Estimated Time of Arrival (ETA) is an important control variable in logistics. We explain the term and show how you can achieve better control over your supply chain and higher customer satisfaction through precise ETA forecasting for your truck transports.
What does ETA - Estimated Time of Arrival - mean?
ETA, Estimated Time of Arrival, is the estimated time of arrival of shipments or transports.
This illustrates a critical factor of successful logistics operations: predicting the ETA as precisely as possible, in other words a good ETA forecast
. The earlier and the more accurate the prediction of the Estimated Time of Arrival, the smoother and more transparent the supply chain will function.
What is ETA Forecasting?
ETA forecasting is a method for forecasting the arrival time of trucks and other vehicles. This method is based on the factors such as the speed of the vehicle and traffic conditions. The advantages of ETA forecasting:
- Precise ETA forecasting allows you to detect delays and disruptions in time.

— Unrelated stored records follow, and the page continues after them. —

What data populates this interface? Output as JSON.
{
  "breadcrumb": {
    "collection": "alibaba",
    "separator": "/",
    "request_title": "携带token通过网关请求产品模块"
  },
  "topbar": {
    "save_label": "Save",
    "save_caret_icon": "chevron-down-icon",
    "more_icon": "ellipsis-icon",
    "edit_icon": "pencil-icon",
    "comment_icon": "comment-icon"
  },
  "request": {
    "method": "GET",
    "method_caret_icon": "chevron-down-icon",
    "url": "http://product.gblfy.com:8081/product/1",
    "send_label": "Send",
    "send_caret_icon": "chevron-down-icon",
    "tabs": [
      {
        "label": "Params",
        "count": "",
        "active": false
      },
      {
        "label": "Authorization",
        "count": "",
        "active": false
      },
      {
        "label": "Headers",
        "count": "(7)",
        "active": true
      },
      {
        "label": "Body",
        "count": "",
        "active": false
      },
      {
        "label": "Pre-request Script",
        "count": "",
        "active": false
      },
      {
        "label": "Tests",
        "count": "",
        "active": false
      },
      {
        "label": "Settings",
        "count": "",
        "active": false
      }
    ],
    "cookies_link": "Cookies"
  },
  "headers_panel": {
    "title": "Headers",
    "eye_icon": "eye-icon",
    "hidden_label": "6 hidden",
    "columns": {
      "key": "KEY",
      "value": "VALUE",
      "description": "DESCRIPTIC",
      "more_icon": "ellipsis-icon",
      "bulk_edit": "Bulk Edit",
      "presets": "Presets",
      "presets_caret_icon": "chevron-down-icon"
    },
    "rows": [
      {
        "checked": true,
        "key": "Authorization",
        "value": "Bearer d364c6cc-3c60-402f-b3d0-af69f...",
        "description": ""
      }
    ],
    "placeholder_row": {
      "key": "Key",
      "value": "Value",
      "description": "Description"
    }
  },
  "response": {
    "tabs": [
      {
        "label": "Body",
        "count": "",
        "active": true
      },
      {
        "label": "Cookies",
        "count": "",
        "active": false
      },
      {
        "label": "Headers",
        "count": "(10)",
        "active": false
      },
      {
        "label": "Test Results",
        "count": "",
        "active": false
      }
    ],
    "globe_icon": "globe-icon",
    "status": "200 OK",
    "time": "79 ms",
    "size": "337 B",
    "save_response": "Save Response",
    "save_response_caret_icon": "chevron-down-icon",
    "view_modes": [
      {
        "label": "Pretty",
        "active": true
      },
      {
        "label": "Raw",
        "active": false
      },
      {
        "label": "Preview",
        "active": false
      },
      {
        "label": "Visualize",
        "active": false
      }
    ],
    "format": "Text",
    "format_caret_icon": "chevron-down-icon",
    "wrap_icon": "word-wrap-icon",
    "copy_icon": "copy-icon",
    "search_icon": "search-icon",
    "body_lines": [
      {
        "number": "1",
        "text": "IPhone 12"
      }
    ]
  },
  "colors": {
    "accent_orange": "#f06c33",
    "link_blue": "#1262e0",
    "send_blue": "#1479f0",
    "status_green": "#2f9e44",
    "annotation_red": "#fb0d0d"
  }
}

- You can plan deliveries more accurately and avoid delays by using alternative routes or taking other measures.
- Optimised ETA forecasts allow you to better inform your customers and increase customer satisfaction.
- You increase the efficiency of your supply chain.
- With ETA-Forecasting you create the greatest possible transparency in the supply chain for all those involved.
ETA forecasting in truck transport management
Modern transport software use sophisticated forecasting algorithms
to forecast the ETA. For the prediction of the Estimated Time of Arrival, two things are important:
- Accuracy: The predicted ETA should be as close as possible to the subsequent Actual Time of Arrival (ATA).
- Early availability: The earlier the arrival time can be predicted, the more time there is to react in case of disruptions.
Remember: Even if there is no longer any possibility to reschedule and avoid a delay in transport, an early prognosis of a problem remains valuable. This way, you or your customer will not be in for a nasty surprise and the subsequent processes can still be adjusted if necessary.
How to make accurate and early ETA forecasts
The successful implementation of ETA forecasting requires the use of GPS and Telematics devices
, that monitor vehicle position and speed in real time. These devices are connected to the cloud or to the Transport management system
(TMS) where the data is analysed and processed to make accurate arrival time predictions.
In the simplest case, you only calculate when a truck will stop next. The current position of the vehicle and the congestion situation are used for this, similar to a navigation system in a car. But that's not accurate enough for commercial truck transport. Dispatchers must also take into account the best route for trucks (truck routing) as well as the driver's driving and rest times. A legally required break before the next stop strongly influences the ETA.
Dependencies between several vehicles
In order to provide the ETA forecast at an early stage, one has to calculate not only the next stop, but also all subsequent stops and future tours of the vehicle. This makes the ETA calculation more complex and requires a sophisticated forecasting algorithm.
The situation becomes even more challenging when you plan with several interdependent transports, such as cross-docking, or encountering traffic. This creates a dependency network that you must take into account in ETA forecasting.
Inform colleagues and clients about the ETA
The forecasting system continuously recalculates the arrival times and adjusts them to current live events.
The dispatcher has them constantly in view. Various tools can be used to inform the other participants in the supply chain about the forecast ETAs:
- Automatic advice
- Online tracking
- Arrival monitor
Automatic notifications allow the customer to be notified by e-mail or SMS, and online shipment tracking allows them to follow the status and ETA of the shipment themselves. An arrival monitor provides an overview of truck arrival times for optimal control of loading and unloading processes in the warehouse.
When set up correctly, all systems work together, from telematics to the dispatcher's transport control centre and to inform the customer, partners and your colleagues. The algorithms work in real time to evaluate the data and provide you with precise ETA forecasting as the basis for the ongoing optimisation of your transport logistics.